BELGIQUE

Taxer les GAFA: pour la Commission Finances et Budget de la Chambre, c’est «non»

Taxer les GAFA: pour la Commission Finances et Budget de la Chambre, c’est «non»

La Commission Finances et Budget de la Chambre a rejeté mercredi soir la proposition de loi de Vanessa Matz (cdH) visant une taxation -provisoirement à hauteur de 3% – des géants du numérique GAFA (Google, Apple, Facebook, Amazon,… mais aussi Microsoft, Yahoo, Twitter). BELGA

La Commission Finances et Budget de la Chambre a rejeté mercredi soir la proposition de loi de Vanessa Matz (cdH) visant une taxation -provisoirement à hauteur de 3% – des géants du numérique GAFA (Google, Apple, Facebook, Amazon,… mais aussi Microsoft, Yahoo, Twitter). Dans la majorité, l’Open Vld a voté contre. Idem pour la N-VA passée dans l’opposition. Le MR et le CD&V se sont abstenus, a déploré mercredi soir la députée humaniste.
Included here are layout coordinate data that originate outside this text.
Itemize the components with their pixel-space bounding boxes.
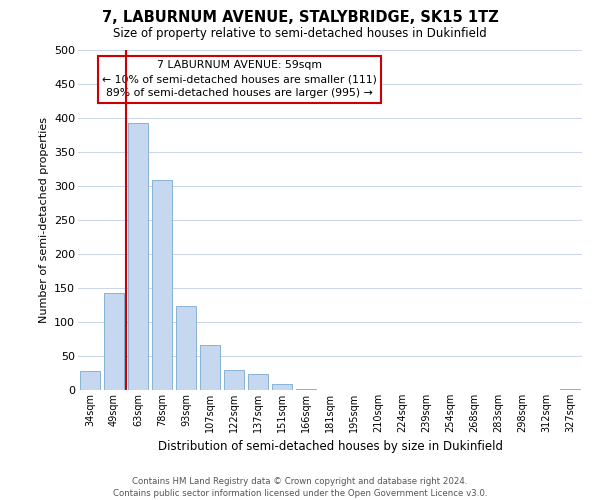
Text: 7 LABURNUM AVENUE: 59sqm
← 10% of semi-detached houses are smaller (111)
89% of : 7 LABURNUM AVENUE: 59sqm ← 10% of semi-d… [102, 60, 377, 98]
Bar [176, 306, 196, 390]
Bar [104, 293, 124, 390]
Bar [80, 371, 100, 390]
Text: Size of property relative to semi-detached houses in Dukinfield: Size of property relative to semi-detach… [113, 28, 487, 40]
X-axis label: Distribution of semi-detached houses by size in Dukinfield: Distribution of semi-detached houses by … [157, 440, 503, 454]
Bar [128, 123, 148, 390]
Text: Contains HM Land Registry data © Crown copyright and database right 2024.
Contai: Contains HM Land Registry data © Crown c… [113, 476, 487, 498]
Bar [224, 370, 244, 390]
Y-axis label: Number of semi-detached properties: Number of semi-detached properties [38, 117, 49, 323]
Text: 7, LABURNUM AVENUE, STALYBRIDGE, SK15 1TZ: 7, LABURNUM AVENUE, STALYBRIDGE, SK15 1T… [101, 10, 499, 25]
Bar [272, 384, 292, 390]
Bar [152, 180, 172, 390]
Bar [248, 374, 268, 390]
Bar [200, 345, 220, 390]
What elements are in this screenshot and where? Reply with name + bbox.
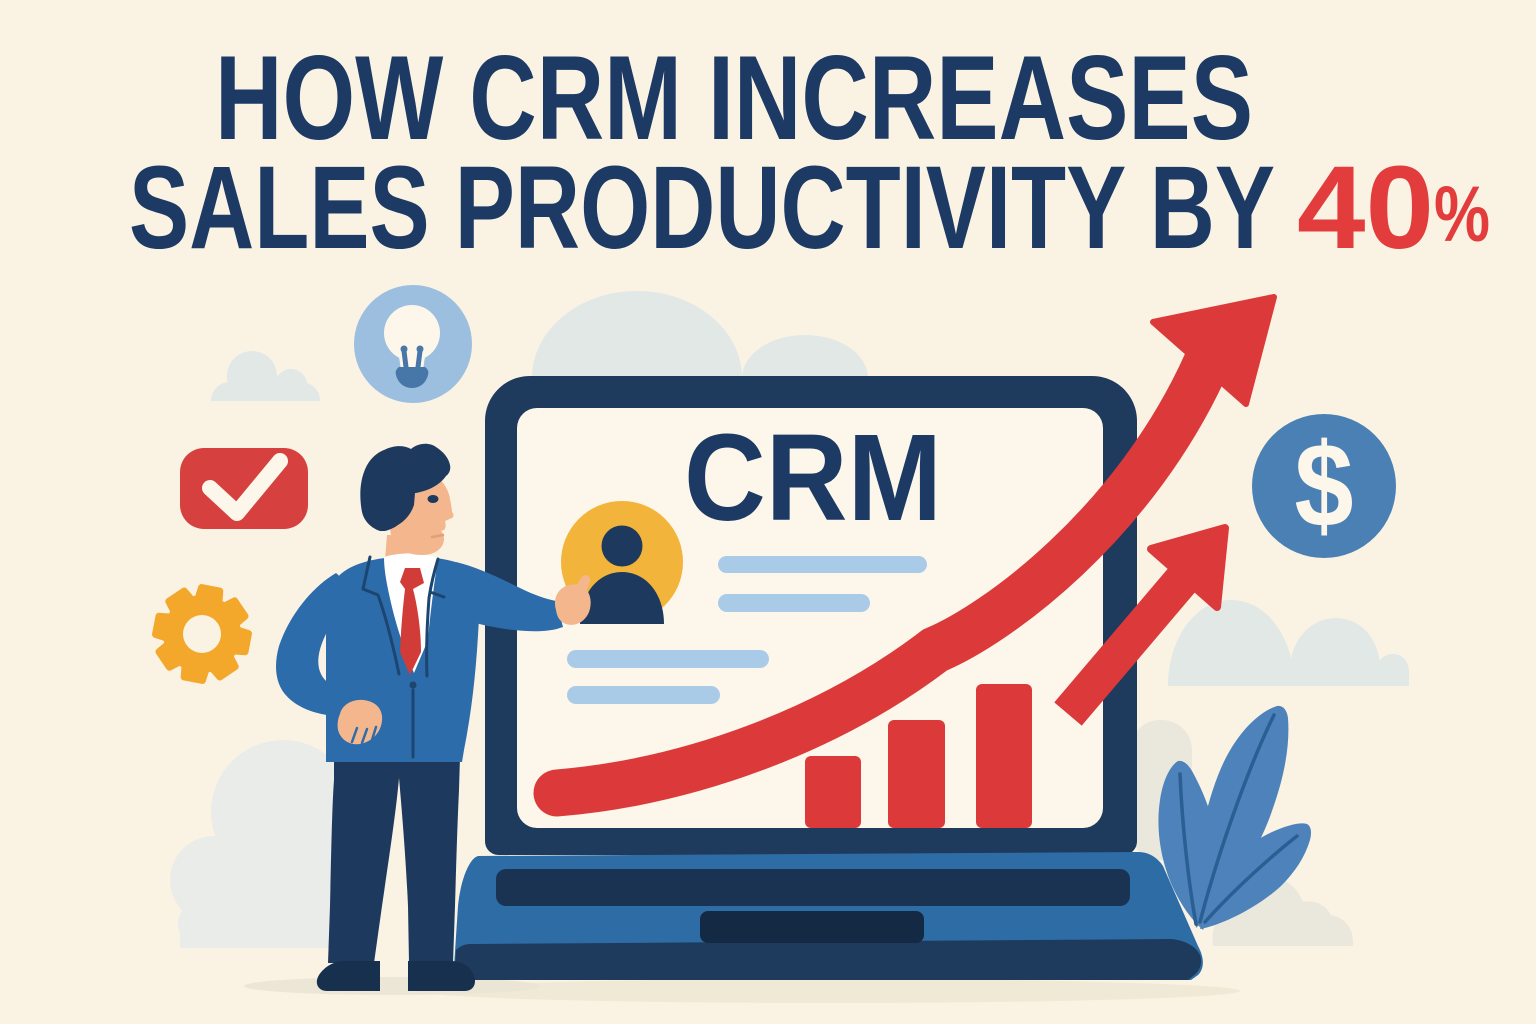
svg-text:40: 40 (1297, 142, 1434, 274)
svg-text:HOW CRM INCREASES: HOW CRM INCREASES (215, 31, 1253, 165)
svg-text:CRM: CRM (684, 410, 942, 547)
svg-text:SALES PRODUCTIVITY BY: SALES PRODUCTIVITY BY (129, 142, 1275, 274)
svg-text:$: $ (1295, 419, 1354, 552)
svg-text:%: % (1434, 169, 1490, 258)
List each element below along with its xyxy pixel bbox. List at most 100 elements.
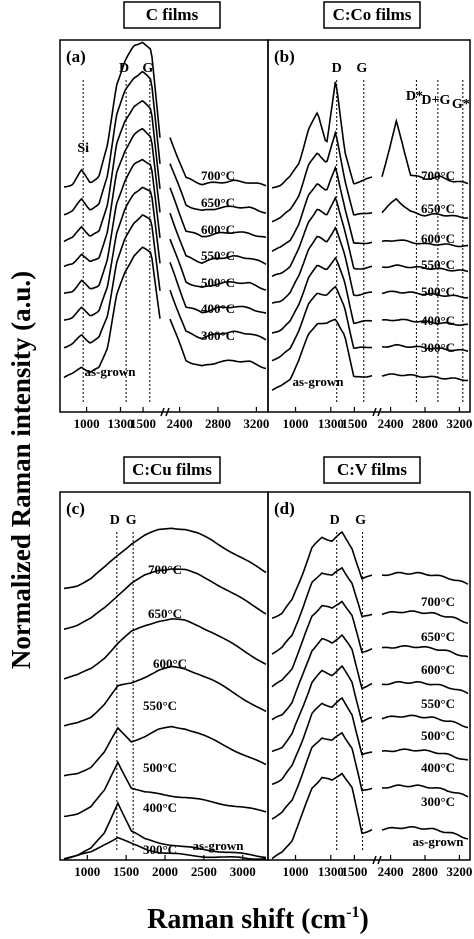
series-line bbox=[63, 836, 267, 861]
series-line bbox=[381, 290, 469, 299]
series-line bbox=[63, 246, 161, 379]
peak-label: Si bbox=[77, 141, 89, 156]
series-line bbox=[63, 99, 161, 243]
series-line bbox=[271, 600, 373, 688]
panel-title: C films bbox=[146, 5, 199, 24]
axis-break-mark bbox=[377, 855, 382, 865]
series-line bbox=[381, 373, 469, 382]
series-line bbox=[381, 748, 469, 761]
x-tick-label: 1500 bbox=[341, 864, 367, 879]
series-line bbox=[63, 41, 161, 188]
x-tick-label: 2800 bbox=[205, 416, 231, 431]
series-label: 600°C bbox=[421, 231, 455, 246]
series-label: 500°C bbox=[143, 760, 177, 775]
series-line bbox=[381, 714, 469, 729]
panel-label: (c) bbox=[66, 499, 85, 518]
series-line bbox=[381, 239, 468, 248]
series-line bbox=[381, 343, 469, 353]
series-label: as-grown bbox=[292, 374, 344, 389]
series-line bbox=[381, 117, 469, 185]
series-label: 700°C bbox=[421, 594, 455, 609]
series-label: 300°C bbox=[421, 340, 455, 355]
figure-xlabel-main: Raman shift (cm bbox=[147, 904, 346, 935]
series-label: 300°C bbox=[421, 794, 455, 809]
x-tick-label: 1300 bbox=[318, 864, 344, 879]
series-line bbox=[169, 137, 267, 187]
peak-label: G* bbox=[452, 97, 470, 112]
peak-label: D bbox=[119, 61, 129, 76]
x-tick-label: 1300 bbox=[107, 416, 133, 431]
series-label: 400°C bbox=[421, 313, 455, 328]
series-line bbox=[63, 801, 267, 860]
series-label: 550°C bbox=[143, 698, 177, 713]
axis-break-mark bbox=[377, 407, 382, 417]
x-tick-label: 3200 bbox=[243, 416, 269, 431]
panel-title-box bbox=[123, 456, 221, 484]
series-line bbox=[381, 318, 468, 327]
series-line bbox=[63, 568, 267, 630]
series-line bbox=[63, 186, 161, 321]
series-line bbox=[271, 633, 373, 721]
series-label: 300°C bbox=[201, 328, 235, 343]
panel-title-box bbox=[123, 1, 221, 29]
x-tick-label: 2800 bbox=[412, 416, 438, 431]
series-line bbox=[381, 264, 469, 273]
figure-xlabel-close: ) bbox=[360, 904, 369, 935]
series-label: 400°C bbox=[143, 800, 177, 815]
axis-break-mark bbox=[160, 407, 165, 417]
panel-title-box bbox=[323, 456, 421, 484]
x-tick-label: 1500 bbox=[113, 864, 139, 879]
x-tick-label: 2400 bbox=[378, 864, 404, 879]
series-line bbox=[381, 826, 469, 840]
peak-label: D bbox=[110, 513, 120, 528]
axis-break-mark bbox=[165, 407, 170, 417]
series-label: 400°C bbox=[421, 760, 455, 775]
x-tick-label: 3200 bbox=[446, 416, 472, 431]
axis-break-mark bbox=[372, 855, 377, 865]
peak-label: D+G bbox=[421, 93, 450, 108]
series-line bbox=[271, 696, 373, 786]
panel-frame bbox=[267, 39, 471, 413]
series-line bbox=[271, 165, 373, 252]
peak-label: G bbox=[126, 513, 137, 528]
series-line bbox=[271, 318, 373, 391]
x-tick-label: 1500 bbox=[341, 416, 367, 431]
series-line bbox=[271, 226, 372, 304]
x-tick-label: 2400 bbox=[167, 416, 193, 431]
x-tick-label: 1000 bbox=[74, 864, 100, 879]
series-line bbox=[381, 197, 469, 219]
series-line bbox=[271, 731, 373, 820]
panel-title: C:V films bbox=[337, 460, 407, 479]
series-label: 650°C bbox=[148, 606, 182, 621]
series-label: 600°C bbox=[421, 662, 455, 677]
x-tick-label: 3200 bbox=[446, 864, 472, 879]
peak-label: D* bbox=[406, 89, 423, 104]
figure-xlabel-sup: -1 bbox=[346, 904, 359, 921]
x-tick-label: 2500 bbox=[191, 864, 217, 879]
x-tick-label: 2000 bbox=[152, 864, 178, 879]
series-line bbox=[381, 784, 469, 798]
series-label: 650°C bbox=[201, 195, 235, 210]
series-line bbox=[63, 725, 267, 777]
series-line bbox=[381, 571, 469, 585]
series-line bbox=[381, 680, 469, 695]
series-line bbox=[63, 760, 267, 818]
peak-label: G bbox=[142, 61, 153, 76]
series-label: 600°C bbox=[201, 222, 235, 237]
series-label: 500°C bbox=[421, 728, 455, 743]
panel-label: (b) bbox=[274, 47, 295, 66]
series-label: 700°C bbox=[201, 168, 235, 183]
series-line bbox=[169, 318, 267, 370]
peak-label: G bbox=[355, 513, 366, 528]
series-label: 550°C bbox=[421, 257, 455, 272]
panel-label: (a) bbox=[66, 47, 86, 66]
figure-xlabel: Raman shift (cm-1) bbox=[147, 904, 369, 935]
series-line bbox=[63, 158, 161, 295]
series-label: 650°C bbox=[421, 629, 455, 644]
series-line bbox=[271, 566, 373, 655]
panel-frame bbox=[267, 491, 471, 861]
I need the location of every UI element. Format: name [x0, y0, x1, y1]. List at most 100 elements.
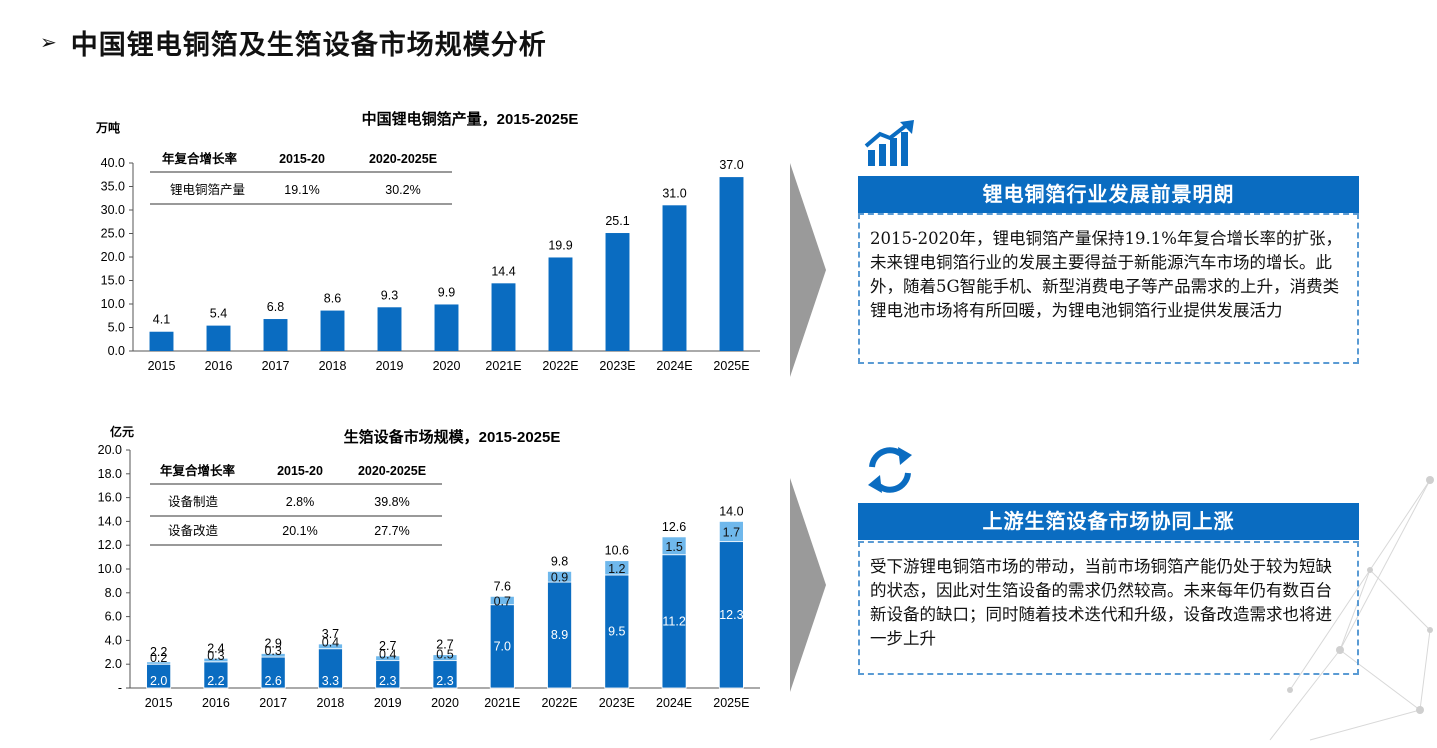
bar-total-label: 3.7	[322, 627, 339, 641]
cagr-table-header: 年复合增长率	[160, 463, 236, 478]
bar-value-label: 25.1	[605, 214, 629, 228]
x-tick-label: 2024E	[656, 696, 692, 710]
segment-value-label: 3.3	[322, 674, 339, 688]
cagr-table-header: 2015-20	[279, 152, 325, 166]
y-tick-label: 16.0	[98, 491, 122, 505]
bar	[377, 307, 402, 351]
cagr-table-header: 2020-2025E	[369, 152, 437, 166]
x-tick-label: 2023E	[599, 359, 635, 373]
chevron-right-icon	[790, 163, 826, 377]
y-tick-label: 5.0	[108, 321, 125, 335]
x-tick-label: 2024E	[656, 359, 692, 373]
bar-total-label: 10.6	[605, 544, 629, 558]
x-tick-label: 2023E	[599, 696, 635, 710]
y-tick-label: 12.0	[98, 538, 122, 552]
bar-total-label: 7.6	[494, 579, 511, 593]
cagr-table-cell: 30.2%	[385, 183, 420, 197]
segment-value-label: 1.7	[723, 526, 740, 540]
segment-value-label: 2.3	[379, 674, 396, 688]
stacked-bar-segment	[718, 541, 744, 689]
y-tick-label: 30.0	[101, 203, 125, 217]
bar-value-label: 5.4	[210, 307, 227, 321]
bar-total-label: 14.0	[719, 504, 743, 518]
y-tick-label: 15.0	[101, 274, 125, 288]
x-tick-label: 2018	[317, 696, 345, 710]
x-tick-label: 2022E	[541, 696, 577, 710]
x-tick-label: 2020	[433, 359, 461, 373]
bar	[491, 283, 516, 351]
cagr-table-cell: 27.7%	[374, 524, 409, 538]
cagr-table-cell: 设备改造	[168, 523, 219, 538]
stacked-bar-segment	[432, 654, 458, 662]
bar-total-label: 2.7	[436, 638, 453, 652]
segment-value-label: 2.0	[150, 674, 167, 688]
bar-total-label: 2.2	[150, 645, 167, 659]
segment-value-label: 0.5	[436, 648, 453, 662]
cagr-table-cell: 设备制造	[168, 494, 219, 509]
segment-value-label: 7.0	[494, 639, 511, 653]
panel-body-industry-outlook: 2015-2020年，锂电铜箔产量保持19.1%年复合增长率的扩张，未来锂电铜箔…	[858, 213, 1359, 364]
bar-value-label: 9.9	[438, 285, 455, 299]
y-tick-label: 8.0	[105, 586, 122, 600]
panel-heading-industry-outlook: 锂电铜箔行业发展前景明朗	[858, 176, 1359, 213]
page-header: ➢ 中国锂电铜箔及生箔设备市场规模分析	[40, 22, 547, 62]
panel-body-upstream-equipment: 受下游锂电铜箔市场的带动，当前市场铜箔产能仍处于较为短缺的状态，因此对生箔设备的…	[858, 541, 1359, 675]
cagr-table-cell: 2.8%	[286, 495, 315, 509]
x-tick-label: 2015	[145, 696, 173, 710]
chart-title: 中国锂电铜箔产量，2015-2025E	[362, 110, 579, 128]
y-tick-label: 10.0	[98, 562, 122, 576]
y-tick-label: 14.0	[98, 514, 122, 528]
x-tick-label: 2017	[259, 696, 287, 710]
segment-value-label: 8.9	[551, 628, 568, 642]
segment-value-label: 12.3	[719, 608, 743, 622]
stacked-bar-segment	[604, 560, 630, 576]
stacked-bar-segment	[146, 661, 172, 665]
bar	[149, 331, 174, 351]
y-axis-unit-label: 亿元	[110, 424, 134, 439]
segment-value-label: 0.4	[322, 636, 339, 650]
stacked-bar-segment	[203, 661, 229, 689]
bullet-arrow-icon: ➢	[40, 30, 57, 54]
bar	[548, 257, 573, 351]
y-tick-label: -	[118, 681, 122, 695]
stacked-bar-segment	[318, 643, 343, 650]
stacked-bar-segment	[604, 574, 630, 689]
bar-value-label: 9.3	[381, 288, 398, 302]
segment-value-label: 0.7	[494, 595, 511, 609]
bar	[434, 304, 459, 351]
stacked-bar-segment	[375, 655, 401, 662]
y-tick-label: 18.0	[98, 467, 122, 481]
x-tick-label: 2025E	[713, 359, 749, 373]
chart-title: 生箔设备市场规模，2015-2025E	[344, 428, 561, 446]
y-tick-label: 10.0	[101, 297, 125, 311]
network-decoration-icon	[1269, 476, 1434, 741]
cagr-table-header: 年复合增长率	[162, 151, 238, 166]
chevron-right-icon	[790, 478, 826, 692]
bar	[206, 325, 231, 351]
bar	[662, 205, 687, 351]
x-tick-label: 2018	[319, 359, 347, 373]
y-tick-label: 6.0	[105, 610, 122, 624]
stacked-bar-segment	[318, 648, 343, 689]
bar	[320, 310, 345, 351]
bar	[719, 177, 744, 351]
bar-value-label: 37.0	[719, 158, 743, 172]
foil-equipment-market-chart: 生箔设备市场规模，2015-2025E 亿元 - 2.0 4.0 6.0 8.0 10.0 12…	[98, 424, 760, 710]
x-tick-label: 2022E	[542, 359, 578, 373]
cagr-table-cell: 19.1%	[284, 183, 319, 197]
segment-value-label: 1.2	[608, 562, 625, 576]
segment-value-label: 0.9	[551, 571, 568, 585]
bar-total-label: 12.6	[662, 520, 686, 534]
page-title: 中国锂电铜箔及生箔设备市场规模分析	[70, 29, 547, 61]
stacked-bar-segment	[661, 536, 687, 556]
segment-value-label: 0.3	[207, 649, 224, 663]
x-tick-label: 2017	[262, 359, 290, 373]
bar-value-label: 6.8	[267, 300, 284, 314]
x-tick-label: 2019	[374, 696, 402, 710]
panel-heading-upstream-equipment: 上游生箔设备市场协同上涨	[858, 503, 1359, 540]
cagr-table-cell: 20.1%	[282, 524, 317, 538]
y-tick-label: 35.0	[101, 180, 125, 194]
x-tick-label: 2025E	[713, 696, 749, 710]
x-tick-label: 2021E	[484, 696, 520, 710]
y-tick-label: 2.0	[105, 657, 122, 671]
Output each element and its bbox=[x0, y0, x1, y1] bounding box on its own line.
Celle-ci s’est insurgée face au «manque de volonté politique de rétablir une certaine justice fiscale entre d’une part les citoyens et les PME et, d’autre part, ces entreprises qui génèrent des bénéfices colossaux mais qui ne paient pas ou très peu d’impôts en Belgique».

Elle a notamment reproché au MR, qui s’est dit favorable sur le plan du principe à une telle taxation, son attitude attentiste en la matière.

«Attendre l’Europe, comme le justifient les libéraux, c’est ne rien faire alors même que plusieurs pays prennent des initiatives en la matière (la France, l’Espagne, l’Italie, le Royaume-Uni, l’Autriche, notamment) et que la Belgique a toujours été le fer de lance de la construction européenne», a souligné Mme Matz.

Pour Comeos, les députés ont choisi le camp des géants du Net. «Si ces entreprises ont pu enregistrer une croissance exponentielle, c’est parce que certaines de leurs activités numériques ne sont que peu, voire pas taxées à l’heure actuelle. Ainsi, ces entreprises ne paient que 9,5% d’impôts, contre plus de 23% pour les autres entreprises», a réagi par communiqué la fédération du commerce, qui appelle les parlementaires à «dépasser les clivages de la Commission des Finances et à voter cette proposition en séance plénière au sein de la Chambre».